[developers] Divergence between LKB and Pet morphology

Wed May 27 13:33:27 CEST 2009

Dear all, 

I have spotted some difference in functionality and (space) efficiency
between the LKB morphology and its port in Pet. I am referring to the
version of cheap that is distributed with LOGON. 

My nascent grammar of Hausa has a fair bunch of morphological rules:
besides standard suffixation, there is also a good deal of root
consonant reduplication going on (e.g. ƙofa - ƙofofi). So far, the LKB
string unification can handle this quite well. 

Quite a number of these rules drop the final vowel and replace it with
the initial vowel of the suffix. In the example above, the final a is
dropped. The current LKB provides wildcards to match against classes of
characters on the LHS without carrying them over to the RHS. The
spelling part of the above-mentioned rule looks like this: 

;;; Letter sets

%(letter-set (!c bcdfghjklmnpqrstvwxyzɓɗƙ\'))

%(wild-card (?c bcdfghjklmnpqrstvwxyzɓɗƙ\'))
%(wild-card (?v aeiou))

noun_pl1_vow_ir :=
%suffix (!c?v !co!ci) (t?v toci) (s?v soshi) (w?v woyi) (ts?v 
tsotsi)
	...

Pet currently does not seem to support wild cards (only letter-sets). 
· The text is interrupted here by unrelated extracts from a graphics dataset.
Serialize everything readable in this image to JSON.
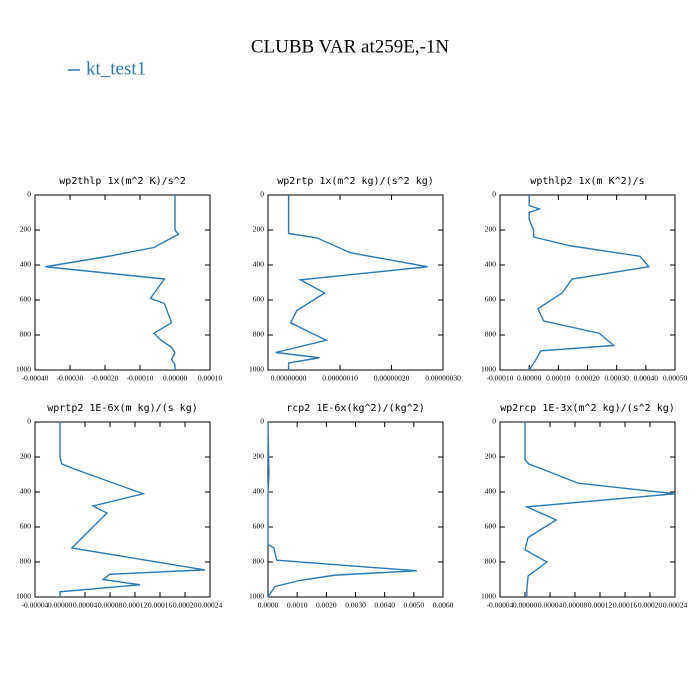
{
  "title": "CLUBB VAR at259E,-1N",
  "chart_data": [
    {
      "type": "line",
      "title": "wp2thlp  1x(m^2 K)/s^2",
      "series": [
        {
          "name": "kt_test1",
          "color": "#2a7ab8",
          "values": [
            0,
            0,
            1e-05,
            -5e-06,
            -6e-05,
            -0.00019,
            -0.00037,
            -3e-05,
            -7e-05,
            -3e-05,
            -1e-05,
            -6e-05,
            -4e-05,
            -1e-05,
            0,
            -1e-05,
            0,
            0
          ]
        }
      ],
      "y": [
        0,
        200,
        225,
        240,
        300,
        350,
        410,
        480,
        590,
        620,
        730,
        790,
        830,
        870,
        900,
        940,
        970,
        1000
      ],
      "xlim": [
        -0.0004,
        0.0001
      ],
      "ylim": [
        0,
        1000
      ],
      "yticks": [
        0,
        200,
        400,
        600,
        800,
        1000
      ],
      "xticks": [
        {
          "value": -0.0004,
          "label": "-0.00040"
        },
        {
          "value": -0.0003,
          "label": "-0.00030"
        },
        {
          "value": -0.0002,
          "label": "-0.00020"
        },
        {
          "value": -0.0001,
          "label": "-0.00010"
        },
        {
          "value": 0,
          "label": "0.00000"
        },
        {
          "value": 0.0001,
          "label": "0.00010"
        }
      ]
    },
    {
      "type": "line",
      "title": "wp2rtp  1x(m^2 kg)/(s^2 kg)",
      "series": [
        {
          "color": "#2a7ab8",
          "values": [
            0,
            0,
            5.5e-08,
            1.2e-07,
            2.7e-07,
            2.3e-08,
            7e-08,
            1.6e-08,
            4e-09,
            7.3e-08,
            -2.5e-08,
            6e-08,
            0,
            0
          ]
        }
      ],
      "y": [
        0,
        220,
        245,
        330,
        410,
        485,
        560,
        660,
        730,
        830,
        900,
        930,
        960,
        1000
      ],
      "xlim": [
        -4e-08,
        3e-07
      ],
      "ylim": [
        0,
        1000
      ],
      "yticks": [
        0,
        200,
        400,
        600,
        800,
        1000
      ],
      "xticks": [
        {
          "value": 0,
          "label": "0.00000000"
        },
        {
          "value": 1e-07,
          "label": "0.00000010"
        },
        {
          "value": 2e-07,
          "label": "0.00000020"
        },
        {
          "value": 3e-07,
          "label": "0.00000030"
        }
      ]
    },
    {
      "type": "line",
      "title": "wpthlp2  1x(m K^2)/s",
      "series": [
        {
          "color": "#2a7ab8",
          "values": [
            0,
            0,
            3.5e-05,
            0,
            0,
            1.5e-05,
            1.5e-05,
            0.00014,
            0.00038,
            0.00041,
            0.000147,
            0.000113,
            3e-05,
            5e-05,
            0.00024,
            0.00029,
            4e-05,
            2e-05,
            0
          ]
        }
      ],
      "y": [
        0,
        60,
        80,
        100,
        140,
        200,
        240,
        290,
        350,
        410,
        480,
        560,
        650,
        720,
        790,
        860,
        890,
        950,
        1000
      ],
      "xlim": [
        -0.0001,
        0.0005
      ],
      "ylim": [
        0,
        1000
      ],
      "yticks": [
        0,
        200,
        400,
        600,
        800,
        1000
      ],
      "xticks": [
        {
          "value": -0.0001,
          "label": "-0.00010"
        },
        {
          "value": 0,
          "label": "0.00000"
        },
        {
          "value": 0.0001,
          "label": "0.00010"
        },
        {
          "value": 0.0002,
          "label": "0.00020"
        },
        {
          "value": 0.0003,
          "label": "0.00030"
        },
        {
          "value": 0.0004,
          "label": "0.00040"
        },
        {
          "value": 0.0005,
          "label": "0.00050"
        }
      ]
    },
    {
      "type": "line",
      "title": "wprtp2  1E-6x(m kg)/(s kg)",
      "series": [
        {
          "color": "#2a7ab8",
          "values": [
            0,
            0,
            3e-06,
            2.4e-05,
            0.000133,
            5.3e-05,
            7.5e-05,
            1.9e-05,
            0.000232,
            8e-05,
            6.9e-05,
            0.000128,
            0,
            0
          ]
        }
      ],
      "y": [
        0,
        200,
        240,
        270,
        410,
        480,
        520,
        720,
        845,
        870,
        900,
        930,
        970,
        1000
      ],
      "xlim": [
        -4e-05,
        0.00024
      ],
      "ylim": [
        0,
        1000
      ],
      "yticks": [
        0,
        200,
        400,
        600,
        800,
        1000
      ],
      "xticks": [
        {
          "value": -4e-05,
          "label": "-0.00004"
        },
        {
          "value": 0,
          "label": "0.00000"
        },
        {
          "value": 4e-05,
          "label": "0.00004"
        },
        {
          "value": 8e-05,
          "label": "0.00008"
        },
        {
          "value": 0.00012,
          "label": "0.00012"
        },
        {
          "value": 0.00016,
          "label": "0.00016"
        },
        {
          "value": 0.0002,
          "label": "0.00020"
        },
        {
          "value": 0.00024,
          "label": "0.00024"
        }
      ]
    },
    {
      "type": "line",
      "title": "rcp2  1E-6x(kg^2)/(kg^2)",
      "series": [
        {
          "color": "#2a7ab8",
          "values": [
            0,
            3e-05,
            0,
            0,
            0.0002,
            0.0003,
            0.0051,
            0.0023,
            0.0011,
            0.00024,
            0
          ]
        }
      ],
      "y": [
        0,
        300,
        410,
        700,
        720,
        790,
        850,
        875,
        905,
        940,
        1000
      ],
      "xlim": [
        0,
        0.006
      ],
      "ylim": [
        0,
        1000
      ],
      "yticks": [
        0,
        200,
        400,
        600,
        800,
        1000
      ],
      "xticks": [
        {
          "value": 0,
          "label": "0.0000"
        },
        {
          "value": 0.001,
          "label": "0.0010"
        },
        {
          "value": 0.002,
          "label": "0.0020"
        },
        {
          "value": 0.003,
          "label": "0.0030"
        },
        {
          "value": 0.004,
          "label": "0.0040"
        },
        {
          "value": 0.005,
          "label": "0.0050"
        },
        {
          "value": 0.006,
          "label": "0.0060"
        }
      ]
    },
    {
      "type": "line",
      "title": "wp2rcp  1E-3x(m^2 kg)/(s^2 kg)",
      "series": [
        {
          "color": "#2a7ab8",
          "values": [
            0,
            0,
            6e-06,
            3.2e-05,
            8.5e-05,
            0.00024,
            3e-06,
            5e-05,
            5e-06,
            0,
            3.5e-05,
            5e-06,
            3e-06,
            3e-06
          ]
        }
      ],
      "y": [
        0,
        215,
        240,
        275,
        350,
        410,
        485,
        560,
        660,
        730,
        800,
        880,
        950,
        1000
      ],
      "xlim": [
        -4e-05,
        0.00024
      ],
      "ylim": [
        0,
        1000
      ],
      "yticks": [
        0,
        200,
        400,
        600,
        800,
        1000
      ],
      "xticks": [
        {
          "value": -4e-05,
          "label": "-0.00004"
        },
        {
          "value": 0,
          "label": "0.00000"
        },
        {
          "value": 4e-05,
          "label": "0.00004"
        },
        {
          "value": 8e-05,
          "label": "0.00008"
        },
        {
          "value": 0.00012,
          "label": "0.00012"
        },
        {
          "value": 0.00016,
          "label": "0.00016"
        },
        {
          "value": 0.0002,
          "label": "0.00020"
        },
        {
          "value": 0.00024,
          "label": "0.00024"
        }
      ]
    }
  ]
}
As a remedy, I had a perl script to unfold the wild-cards into all
possible letters which works, sort of.

However, when I load the grammar with cheap, loading takes more than a
minute. The final process is 2.6 G in size (resident). The LKB process,
with the grammar loaded, only uses 390 M (resident) with a virtual size
of 1.8G (which I assume does not really matter). 

Obviously, there is something wrong with Pet. 

Could someone have a look at this? I can provide a grammar for testing. 

Berthold

PS: 

The wild-card functionality would be something good to have in Pet, not
only for Hausa. In GG, wild-cards would greatly facilitate the treatment
of Umlaut, which, to be honest is quite clunky at the moment.